Tasteless: O lance sobre StarCraft é que até mesmo os melhores jogadores do mundo ainda possuem VCEs ociosos. Isso torna toda partida única; mesmo quando jogadores usam a mesma estratégia, é possível conseguir resultados diferentes.

Artosis: É como uma daquelas lutas de Dragon Ball Z, em que os feixes de energia vão para frente e para trás, e você nunca tem certeza de quem vai vencer. Dois jogadores numa queda de braço constante.

Tasteless: Na verdade, é um dos jogos mais difíceis já criados. Tudo é bem difícil de se fazer. Acho que essa é uma das razões pelas quais os coreanos se encantaram, porque, na Coreia, todo mundo jogava em cibercafés, então estão bem cientes de como o jogo é difícil. É bem empolgante de se ver quando jogadores profissionais usam estratégias malucas e enganam os outros enquanto executam muito bem as mecânicas.

Vocês acham que a dificuldade vai impedir os jogadores mais casuais de gostarem do jogo?

Artosis: Acho que não. Todo mundo joga esportes mesmo estando muito longe do nível profissional. Só porque você não consegue enterrar a bola de basquete, isso não te impede de dar uns arremessos. Mesmo sendo extremamente difícil de jogar bem o esporte, você sempre vai encontrar alguém do seu nível, e vai ser muito divertido, mesmo se você não for o Michael Jordan ou Flash.

É difícil ser o melhor em qualquer jogo competitivo. Vocês acham que Brood War é mais difícil do que outros jogos multijogador? Ou é só a dificuldade que é mais óbvia?

Artosis: É, acho que muitos outros jogos são como boliche: se rolar a bola na pista e acertar alguns pinos, você acha que é razoável. Enquanto que StarCraft está mais para arco e flecha ou algo do tipo. Se não conseguir acertar o alvo, você sabe que é ruim. É uma questão mecânica. Acho que os jogadores ficam mais cientes do quanto são ruins em Brood War do que em um jogo diferente, mesmo que sejam igualmente ruins nos dois.

Por que vocês acham que tantos bons jogadores de StarCraft acabaram indo jogar pôquer profissionalmente?
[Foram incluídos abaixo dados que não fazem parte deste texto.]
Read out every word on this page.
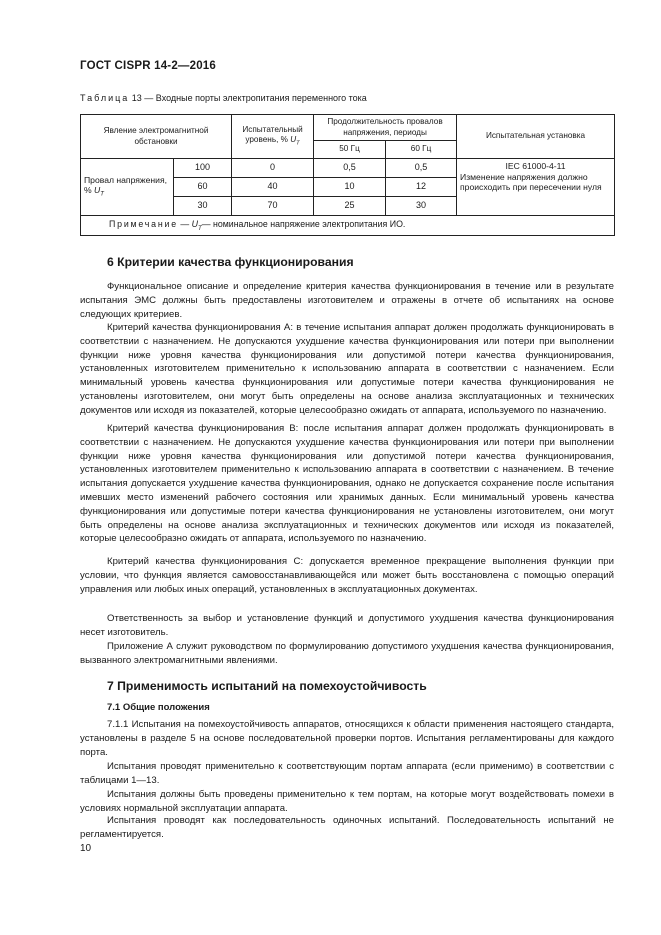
ГОСТ CISPR 14-2—2016
Таблица 13 — Входные порты электропитания переменного тока
Явление электромагнитной обстановки		Испытательный уровень, % $U_T$	Продолжительность провалов напряжения, периоды		Испытательная установка
			50 Гц	60 Гц	
Провал напряжения, % $U_T$	100	0	0,5	0,5	IEC 61000-4-11
Изменение напряжения должно происходить при пересечении нуля

	60	40	10	12	
	30	70	25	30	
Примечание — $U_T—$ номинальное напряжение электропитания ИО.					
6 Критерии качества функционирования

Функциональное описание и определение критерия качества функционирования в течение или в результате испытания ЭМС должны быть предоставлены изготовителем и отражены в отчете об испытаниях на основе следующих критериев.

Критерий качества функционирования А: в течение испытания аппарат должен продолжать функционировать в соответствии с назначением. Не допускаются ухудшение качества функционирования или потери при выполнении функции ниже уровня качества функционирования или допустимой потери качества функционирования, установленных изготовителем применительно к использованию аппарата в соответствии с назначением. Если минимальный уровень качества функционирования или допустимые потери качества функционирования не установлены изготовителем, они могут быть определены на основе анализа эксплуатационных и технических документов или исходя из показателей, которые целесообразно ожидать от аппарата, используемого по назначению.

Критерий качества функционирования В: после испытания аппарат должен продолжать функционировать в соответствии с назначением. Не допускаются ухудшение качества функционирования или потери при выполнении функции ниже уровня качества функционирования или допустимой потери качества функционирования, установленных изготовителем применительно к использованию аппарата в соответствии с назначением. В течение испытания допускается ухудшение качества функционирования, однако не допускается сохранение после испытания имевших место изменений рабочего состояния или хранимых данных. Если минимальный уровень качества функционирования или допустимые потери качества функционирования не установлены изготовителем, они могут быть определены на основе анализа эксплуатационных и технических документов или исходя из показателей, которые целесообразно ожидать от аппарата, используемого по назначению.

Критерий качества функционирования С: допускается временное прекращение выполнения функции при условии, что функция является самовосстанавливающейся или может быть восстановлена с помощью операций управления или любых иных операций, установленных в эксплуатационных документах.

Ответственность за выбор и установление функций и допустимого ухудшения качества функционирования несет изготовитель.

Приложение А служит руководством по формулированию допустимого ухудшения качества функционирования, вызванного электромагнитными явлениями.

7 Применимость испытаний на помехоустойчивость
7.1 Общие положения

7.1.1 Испытания на помехоустойчивость аппаратов, относящихся к области применения настоящего стандарта, установлены в разделе 5 на основе последовательной проверки портов. Испытания регламентированы для каждого порта.

Испытания проводят применительно к соответствующим портам аппарата (если применимо) в соответствии с таблицами 1—13.

Испытания должны быть проведены применительно к тем портам, на которые могут воздействовать помехи в условиях нормальной эксплуатации аппарата.

Испытания проводят как последовательность одиночных испытаний. Последовательность испытаний не регламентируется.

10
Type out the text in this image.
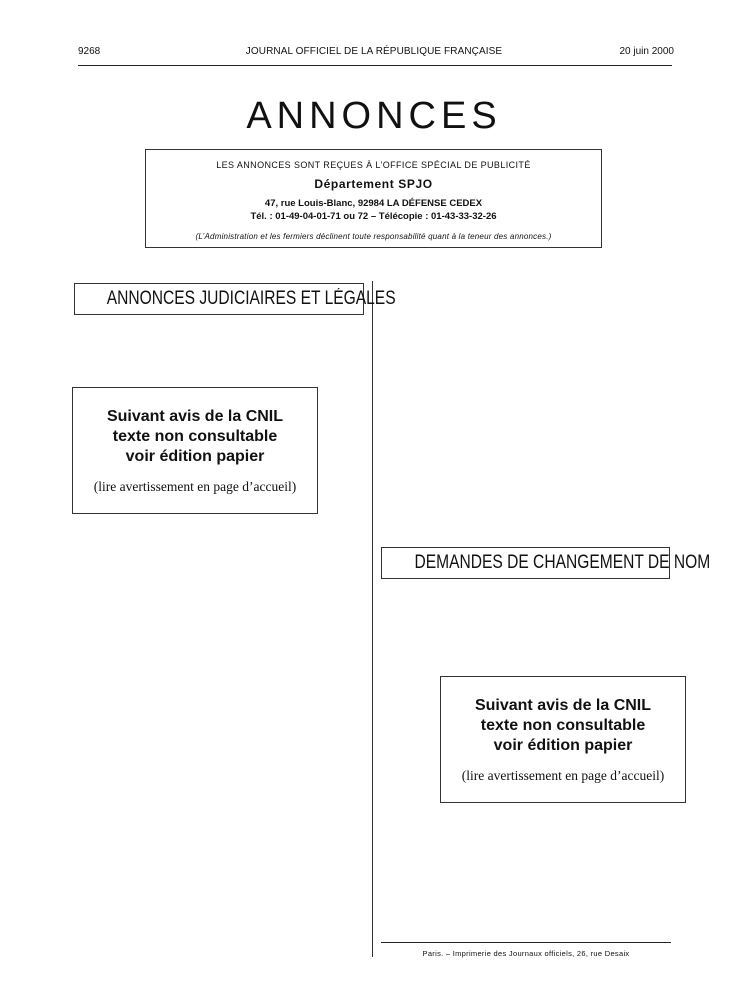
9268	JOURNAL OFFICIEL DE LA RÉPUBLIQUE FRANÇAISE	20 juin 2000
ANNONCES
LES ANNONCES SONT REÇUES À L’OFFICE SPÉCIAL DE PUBLICITÉ
Département SPJO
47, rue Louis-Blanc, 92984 LA DÉFENSE CEDEX
Tél. : 01-49-04-01-71 ou 72 – Télécopie : 01-43-33-32-26
(L’Administration et les fermiers déclinent toute responsabilité quant à la teneur des annonces.)
ANNONCES JUDICIAIRES ET LÉGALES
Suivant avis de la CNIL
texte non consultable
voir édition papier
(lire avertissement en page d’accueil)
DEMANDES DE CHANGEMENT DE NOM
Suivant avis de la CNIL
texte non consultable
voir édition papier
(lire avertissement en page d’accueil)
Paris. – Imprimerie des Journaux officiels, 26, rue Desaix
Inicialmente, os jogos não parecem ter muito em comum.

Artosis: Você pode tirar certos aspectos dos dois jogos, como ocultar informações e coisa do tipo, mas acho que existe uma razão maior; o fato é que, se conseguir ficar bom em StarCraft, você consegue ficar bom em qualquer coisa.

O que vocês diriam para alguém que se sente intimidado pela dificuldade de StarCraft: Remastered?

Artosis: Você sente muita satisfação quando começa a fazer qualquer coisa direito em StarCraft... dá uma sensação incrível de realização. Pode parecer assustador, mas dê uma chance! Existe uma razão para esse jogo estar presente há tanto tempo, e ele não vai embora tão cedo.

Tasteless: Morei com dois colegas de quarto quando estava na faculdade. Eles me viam jogando StarCraft e acabaram falando, tipo: "Eu quero aprender a jogar, parece legal". Então começaram a jogar um contra o outro, e um deles não tinha macro, sempre tinha 3000 minérios, usava duas bases, Transportadoras e coisas do tipo, e meu outro amigo sabia gastar o dinheiro, mas não sabia o que tinha que fazer ou o porquê. Eu ficava vendo os dois jogando e, honestamente, essas foram as partidas mais divertidas que eu já vi.

Acho que é daí que surgiu a empolgação na Coreia, assistindo pessoas de todos os níveis jogarem em cibercafés e depois na TV. É que... (som frustrado) Não tem problema não ser o melhor em alguma coisa, sabe? Você ainda pode se divertir. Quando vou jogar sinuca no bar com o Dan, o jogo não é uma porcaria só porque erro a bola de vez em quando.

Esse pode ser um problema com a cultura de jogos eletrônicos hoje, em que todo mundo quer ser profissional e quer uma espécie de rótulo que os torna especiais.  Tipo: Acho que vocês se esqueceram da razão de jogarmos. Nós jogamos para aprender e nos divertir.

É como dizer que não quer se exercitar porque nunca vai ficar tão sarado quanto o Arnold Schwarzenegger.

Não. Você deve usar o corpo. Deve usar o cérebro. Deve jogar StarCraft. Você vai se sentir melhor.